Equities markets were choppy, with tech stocks shedding as much as 1.6% after U.S. President Donald Trump said he would ban social media platform TikTok in the United States as early as Sunday if China's ByteDance didn't cede control of its U.S. operations. That warning also knocked Chinese heavyweight Alibaba more than 4% lower overnight.
But banks, automakers and miners were the biggest sectoral fallers, all dropping as much as 2%. Volkswagen, Renault and PSA Group fell between 2.5% and 3% after industry data showed European car sales fell by 17.6% in August.
The stronger dollar inflicted some damage in emerging markets too. Turkey's battered lira hit its latest record low , Argentina announced new capital controls just weeks after its ninth debt restructuring, and there was a third straight day of falls for eastern European currencies.
MSCI's broadest index of Asia-Pacific shares outside Japan had lost 1% overnight after five straight days of gains while the tech-savvy Nikkei in Japan and KOPSI in South Korea shed 0.6%. and 1.2% respectively.
"In essence, high-tech shares were overbought and we've seen a correction since early this month," said Soichiro Monji, chief strategist at Nishimura Securities in Kyoto. "I think that is still continuing, with the Fed just being a fresh trigger."
The Fed said it would keep interest rates near zero until inflation is on track to "moderately exceed" the central bank's 2% inflation target "for some time".
New economic projections released with the policy statement showed most policymakers see interest rates on hold through to at least 2023, with inflation not breaching 2% over that period.
"Of course, sensible people wouldn't really hold anyone to macro forecasts that far out so we'll cross that bridge when we get to it," said Derek Holt, head of capital markets economics at Scotiabank in Toronto.
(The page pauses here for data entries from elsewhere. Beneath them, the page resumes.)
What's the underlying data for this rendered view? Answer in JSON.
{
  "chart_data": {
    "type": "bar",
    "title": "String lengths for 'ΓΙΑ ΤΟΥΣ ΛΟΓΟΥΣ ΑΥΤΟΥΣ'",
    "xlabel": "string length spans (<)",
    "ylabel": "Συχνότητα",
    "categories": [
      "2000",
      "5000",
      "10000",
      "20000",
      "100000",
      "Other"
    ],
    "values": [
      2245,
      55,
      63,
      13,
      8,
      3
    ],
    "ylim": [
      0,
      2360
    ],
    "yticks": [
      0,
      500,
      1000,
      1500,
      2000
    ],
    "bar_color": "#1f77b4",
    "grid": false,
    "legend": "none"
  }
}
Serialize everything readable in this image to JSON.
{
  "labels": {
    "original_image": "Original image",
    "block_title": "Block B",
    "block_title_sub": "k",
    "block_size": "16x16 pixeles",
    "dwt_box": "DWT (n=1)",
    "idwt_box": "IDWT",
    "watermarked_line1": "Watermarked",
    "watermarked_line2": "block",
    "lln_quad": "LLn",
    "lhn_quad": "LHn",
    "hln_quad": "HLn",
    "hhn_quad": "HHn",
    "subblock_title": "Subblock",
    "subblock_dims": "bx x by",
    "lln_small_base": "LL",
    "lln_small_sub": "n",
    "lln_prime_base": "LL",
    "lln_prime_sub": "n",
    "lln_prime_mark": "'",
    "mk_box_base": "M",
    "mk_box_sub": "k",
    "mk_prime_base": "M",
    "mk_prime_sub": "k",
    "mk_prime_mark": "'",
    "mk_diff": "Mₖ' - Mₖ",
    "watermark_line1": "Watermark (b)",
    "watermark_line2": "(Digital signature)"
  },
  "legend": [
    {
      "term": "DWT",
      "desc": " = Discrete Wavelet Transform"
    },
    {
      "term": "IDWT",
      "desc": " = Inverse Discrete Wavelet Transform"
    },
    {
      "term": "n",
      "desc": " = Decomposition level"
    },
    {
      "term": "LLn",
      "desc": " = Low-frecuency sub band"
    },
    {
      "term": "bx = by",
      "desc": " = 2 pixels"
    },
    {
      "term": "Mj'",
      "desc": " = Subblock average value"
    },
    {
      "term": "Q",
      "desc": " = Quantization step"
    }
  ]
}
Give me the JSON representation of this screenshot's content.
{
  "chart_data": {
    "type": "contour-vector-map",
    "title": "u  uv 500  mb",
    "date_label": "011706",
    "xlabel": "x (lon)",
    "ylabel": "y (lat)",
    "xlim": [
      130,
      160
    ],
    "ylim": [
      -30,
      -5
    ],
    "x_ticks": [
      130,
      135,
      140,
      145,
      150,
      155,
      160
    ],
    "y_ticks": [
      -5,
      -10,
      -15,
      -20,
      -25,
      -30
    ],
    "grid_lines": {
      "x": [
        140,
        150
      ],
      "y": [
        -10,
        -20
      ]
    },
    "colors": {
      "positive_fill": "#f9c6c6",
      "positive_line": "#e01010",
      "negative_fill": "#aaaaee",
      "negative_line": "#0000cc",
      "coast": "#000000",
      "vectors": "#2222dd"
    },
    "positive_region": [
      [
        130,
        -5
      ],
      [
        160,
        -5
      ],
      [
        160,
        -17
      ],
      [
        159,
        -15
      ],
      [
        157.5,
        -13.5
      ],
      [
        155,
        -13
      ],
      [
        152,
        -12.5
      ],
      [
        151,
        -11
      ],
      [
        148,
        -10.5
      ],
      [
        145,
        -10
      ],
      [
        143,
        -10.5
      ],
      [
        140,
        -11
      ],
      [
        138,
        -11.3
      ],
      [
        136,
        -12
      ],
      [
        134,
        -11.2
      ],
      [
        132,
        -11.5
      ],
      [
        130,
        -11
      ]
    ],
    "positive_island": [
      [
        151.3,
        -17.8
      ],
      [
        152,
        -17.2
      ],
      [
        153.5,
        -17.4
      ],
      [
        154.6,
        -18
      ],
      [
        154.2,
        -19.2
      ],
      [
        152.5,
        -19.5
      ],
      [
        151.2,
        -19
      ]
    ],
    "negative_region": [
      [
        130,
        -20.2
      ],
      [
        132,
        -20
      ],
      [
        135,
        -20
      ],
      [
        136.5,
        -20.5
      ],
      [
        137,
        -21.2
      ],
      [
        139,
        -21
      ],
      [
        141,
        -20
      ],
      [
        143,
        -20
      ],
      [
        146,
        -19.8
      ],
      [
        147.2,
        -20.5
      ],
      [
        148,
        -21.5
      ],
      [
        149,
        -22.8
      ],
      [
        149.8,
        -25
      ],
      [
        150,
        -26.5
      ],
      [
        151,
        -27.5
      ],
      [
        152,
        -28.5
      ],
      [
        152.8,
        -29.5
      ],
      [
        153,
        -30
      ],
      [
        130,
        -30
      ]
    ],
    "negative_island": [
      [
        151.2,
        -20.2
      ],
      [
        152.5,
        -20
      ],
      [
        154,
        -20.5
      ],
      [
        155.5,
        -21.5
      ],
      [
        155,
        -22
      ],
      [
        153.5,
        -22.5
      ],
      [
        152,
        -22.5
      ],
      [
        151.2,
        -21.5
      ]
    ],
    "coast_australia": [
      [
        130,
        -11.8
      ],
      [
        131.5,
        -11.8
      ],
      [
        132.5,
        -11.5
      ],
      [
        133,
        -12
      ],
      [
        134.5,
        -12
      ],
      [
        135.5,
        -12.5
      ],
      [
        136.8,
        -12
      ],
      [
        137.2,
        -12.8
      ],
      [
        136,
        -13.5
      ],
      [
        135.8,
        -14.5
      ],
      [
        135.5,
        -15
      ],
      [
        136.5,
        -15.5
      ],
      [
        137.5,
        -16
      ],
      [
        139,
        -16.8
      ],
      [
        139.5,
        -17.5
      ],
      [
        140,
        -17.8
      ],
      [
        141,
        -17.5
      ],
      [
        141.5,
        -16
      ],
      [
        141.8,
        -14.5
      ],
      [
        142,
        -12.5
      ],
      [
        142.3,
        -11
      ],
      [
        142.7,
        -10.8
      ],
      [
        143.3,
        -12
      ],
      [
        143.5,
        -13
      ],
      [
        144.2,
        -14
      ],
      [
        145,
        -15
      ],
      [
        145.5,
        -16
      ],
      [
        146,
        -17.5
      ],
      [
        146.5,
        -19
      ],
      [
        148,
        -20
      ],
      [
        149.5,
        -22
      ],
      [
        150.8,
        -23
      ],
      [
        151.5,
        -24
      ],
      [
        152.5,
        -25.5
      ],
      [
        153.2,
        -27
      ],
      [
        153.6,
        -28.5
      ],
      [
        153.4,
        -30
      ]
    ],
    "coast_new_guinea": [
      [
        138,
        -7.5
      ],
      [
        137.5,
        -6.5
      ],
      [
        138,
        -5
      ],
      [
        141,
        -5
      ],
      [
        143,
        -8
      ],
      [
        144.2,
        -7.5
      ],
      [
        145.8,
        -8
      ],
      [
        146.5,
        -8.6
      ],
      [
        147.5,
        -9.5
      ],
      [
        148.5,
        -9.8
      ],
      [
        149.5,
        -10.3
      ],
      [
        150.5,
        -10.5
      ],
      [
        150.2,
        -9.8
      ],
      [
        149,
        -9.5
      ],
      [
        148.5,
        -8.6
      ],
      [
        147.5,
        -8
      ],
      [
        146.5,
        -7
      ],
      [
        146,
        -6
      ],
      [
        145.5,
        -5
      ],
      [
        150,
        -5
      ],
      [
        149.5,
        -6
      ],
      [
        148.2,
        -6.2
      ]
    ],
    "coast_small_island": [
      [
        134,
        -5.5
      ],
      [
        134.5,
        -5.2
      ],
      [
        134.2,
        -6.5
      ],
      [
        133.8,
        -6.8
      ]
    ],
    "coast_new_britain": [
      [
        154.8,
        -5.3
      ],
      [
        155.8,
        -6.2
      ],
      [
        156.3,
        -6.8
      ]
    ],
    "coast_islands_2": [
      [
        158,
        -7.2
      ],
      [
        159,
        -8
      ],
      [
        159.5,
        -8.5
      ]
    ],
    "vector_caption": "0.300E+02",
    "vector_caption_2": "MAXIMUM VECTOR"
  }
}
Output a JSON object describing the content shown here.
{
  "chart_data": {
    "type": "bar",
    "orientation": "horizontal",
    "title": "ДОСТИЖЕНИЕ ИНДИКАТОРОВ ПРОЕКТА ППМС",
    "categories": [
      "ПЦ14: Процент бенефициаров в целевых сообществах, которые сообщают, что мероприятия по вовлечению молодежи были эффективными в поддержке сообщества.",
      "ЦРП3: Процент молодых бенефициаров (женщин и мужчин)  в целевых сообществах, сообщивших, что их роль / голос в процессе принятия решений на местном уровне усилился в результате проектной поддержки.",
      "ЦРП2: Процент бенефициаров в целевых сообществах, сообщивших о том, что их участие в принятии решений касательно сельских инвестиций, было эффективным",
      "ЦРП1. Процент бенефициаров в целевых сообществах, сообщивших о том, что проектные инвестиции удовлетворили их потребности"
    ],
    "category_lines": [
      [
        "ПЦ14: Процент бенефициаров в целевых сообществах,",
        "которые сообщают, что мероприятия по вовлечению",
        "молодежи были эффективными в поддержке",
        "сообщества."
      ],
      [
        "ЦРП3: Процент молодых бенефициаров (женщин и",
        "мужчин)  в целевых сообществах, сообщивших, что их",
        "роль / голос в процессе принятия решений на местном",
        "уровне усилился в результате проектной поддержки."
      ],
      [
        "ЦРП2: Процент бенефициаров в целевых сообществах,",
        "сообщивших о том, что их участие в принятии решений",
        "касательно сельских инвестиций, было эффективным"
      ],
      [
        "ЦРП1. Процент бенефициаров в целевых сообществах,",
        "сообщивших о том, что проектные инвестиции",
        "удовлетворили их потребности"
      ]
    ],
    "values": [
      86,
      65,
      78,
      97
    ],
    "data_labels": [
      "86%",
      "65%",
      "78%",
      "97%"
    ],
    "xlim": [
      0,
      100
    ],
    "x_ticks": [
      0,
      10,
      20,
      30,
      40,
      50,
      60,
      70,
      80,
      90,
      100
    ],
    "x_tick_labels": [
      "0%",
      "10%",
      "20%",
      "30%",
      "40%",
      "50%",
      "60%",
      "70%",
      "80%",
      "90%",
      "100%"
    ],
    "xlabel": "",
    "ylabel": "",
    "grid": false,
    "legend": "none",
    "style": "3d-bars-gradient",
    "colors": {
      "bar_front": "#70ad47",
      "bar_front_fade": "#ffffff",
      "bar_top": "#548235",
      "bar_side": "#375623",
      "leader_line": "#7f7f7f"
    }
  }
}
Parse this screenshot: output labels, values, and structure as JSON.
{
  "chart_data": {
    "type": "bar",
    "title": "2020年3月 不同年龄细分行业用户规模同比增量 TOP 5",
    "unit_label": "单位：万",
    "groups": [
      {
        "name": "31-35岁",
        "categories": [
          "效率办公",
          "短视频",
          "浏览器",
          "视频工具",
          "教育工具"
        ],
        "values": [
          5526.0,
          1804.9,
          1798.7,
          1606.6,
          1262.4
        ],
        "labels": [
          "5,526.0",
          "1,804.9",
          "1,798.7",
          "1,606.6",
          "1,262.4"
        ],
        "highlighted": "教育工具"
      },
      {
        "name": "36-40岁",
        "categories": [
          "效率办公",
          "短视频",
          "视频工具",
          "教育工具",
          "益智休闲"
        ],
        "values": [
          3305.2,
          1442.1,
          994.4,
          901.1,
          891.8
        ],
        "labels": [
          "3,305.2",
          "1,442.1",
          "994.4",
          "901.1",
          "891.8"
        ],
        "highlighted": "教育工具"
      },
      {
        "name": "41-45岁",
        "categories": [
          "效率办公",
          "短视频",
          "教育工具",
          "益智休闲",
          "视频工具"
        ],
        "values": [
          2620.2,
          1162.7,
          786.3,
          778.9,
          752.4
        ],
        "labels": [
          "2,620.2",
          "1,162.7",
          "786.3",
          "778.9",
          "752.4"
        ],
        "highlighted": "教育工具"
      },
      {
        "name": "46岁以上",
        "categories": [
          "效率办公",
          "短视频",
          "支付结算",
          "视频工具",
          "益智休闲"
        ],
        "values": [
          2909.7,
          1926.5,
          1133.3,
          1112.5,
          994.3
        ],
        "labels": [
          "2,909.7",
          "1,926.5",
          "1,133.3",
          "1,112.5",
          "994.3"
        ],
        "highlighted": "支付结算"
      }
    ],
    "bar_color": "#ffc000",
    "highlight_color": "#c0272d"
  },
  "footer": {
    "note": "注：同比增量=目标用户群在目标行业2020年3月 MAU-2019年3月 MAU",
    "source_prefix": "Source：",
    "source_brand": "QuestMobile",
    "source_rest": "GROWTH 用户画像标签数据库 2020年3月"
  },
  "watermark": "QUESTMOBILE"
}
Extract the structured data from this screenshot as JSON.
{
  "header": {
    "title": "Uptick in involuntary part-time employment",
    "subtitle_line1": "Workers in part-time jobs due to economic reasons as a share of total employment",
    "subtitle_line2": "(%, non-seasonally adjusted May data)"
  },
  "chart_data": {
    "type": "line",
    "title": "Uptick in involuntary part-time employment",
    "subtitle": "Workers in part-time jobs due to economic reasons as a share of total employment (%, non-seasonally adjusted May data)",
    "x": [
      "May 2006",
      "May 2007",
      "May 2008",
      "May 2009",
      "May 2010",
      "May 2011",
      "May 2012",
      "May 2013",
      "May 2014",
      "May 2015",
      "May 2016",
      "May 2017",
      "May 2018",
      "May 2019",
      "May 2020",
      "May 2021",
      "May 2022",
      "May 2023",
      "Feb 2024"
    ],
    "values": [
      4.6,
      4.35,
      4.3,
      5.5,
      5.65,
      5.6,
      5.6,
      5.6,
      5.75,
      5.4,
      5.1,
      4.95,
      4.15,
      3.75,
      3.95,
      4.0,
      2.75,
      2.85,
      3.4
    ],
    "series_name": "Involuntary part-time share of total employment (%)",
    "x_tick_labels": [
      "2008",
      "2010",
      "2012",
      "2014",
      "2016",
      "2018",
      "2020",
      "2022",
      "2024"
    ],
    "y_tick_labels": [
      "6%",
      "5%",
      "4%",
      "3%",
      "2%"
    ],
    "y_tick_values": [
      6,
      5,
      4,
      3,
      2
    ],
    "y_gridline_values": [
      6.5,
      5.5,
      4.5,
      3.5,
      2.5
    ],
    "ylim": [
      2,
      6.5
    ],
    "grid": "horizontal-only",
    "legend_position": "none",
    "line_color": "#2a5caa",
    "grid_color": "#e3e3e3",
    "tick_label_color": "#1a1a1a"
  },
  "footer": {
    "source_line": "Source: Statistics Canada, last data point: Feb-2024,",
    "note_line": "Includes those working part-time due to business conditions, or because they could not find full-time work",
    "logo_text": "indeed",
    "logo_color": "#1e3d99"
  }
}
"Nevertheless, markets are priced for basically one outcome here and that is little inflation and no hikes for years to come."
News the Bank of England had done more work on a possible shift to negative interest rates dunked sterling back under $1.29 again after it lost 3.5% this month following a fresh bout of Brexit chaos.
The Australian dollar lost as much as 0.4% to $0.7278 , having erased earlier gains made after stronger-than-expected local jobs data.
The Chinese yuan also dropped about 0.35% to 6.7686 per dollar, stepping back from a 16-month high hit on Wednesday.
The yen hit a 1-1/2-month high of 104.62 to the dollar after the Bank of Japan made no changes to its rates or stimulus.
With focus on new Prime Minister Yoshihide Suga, who is seen by some as a strong opponent of a higher yen, some traders said the market may be tempted to test his resolve on the currency.
"One interesting speculative trade in the near-term will be to long the yen ahead of the coming long weekend in Japan," said a senior trading manager at a major Japanese bank.
BOJ chief Haruhiko Kuroda had said it would work closely with the Suga government to support the economy.
As the dollar gained, oil prices gave up some of their big gains made on Wednesday on a drawdown in U.S. crude and gasoline inventories, with Hurricane Sally forcing a swath of U.S. offshore production to shut.
Brent crude dropped 1% to $41.80 per barrel before recovering some ground, while U.S. crude fell as much 1.2% before clawing back above $40 per barrel. Gold and bellwether industrial metal copper also slipped nearly 1% to $1,943.8 per ounce and $6,693 a tonne respectively.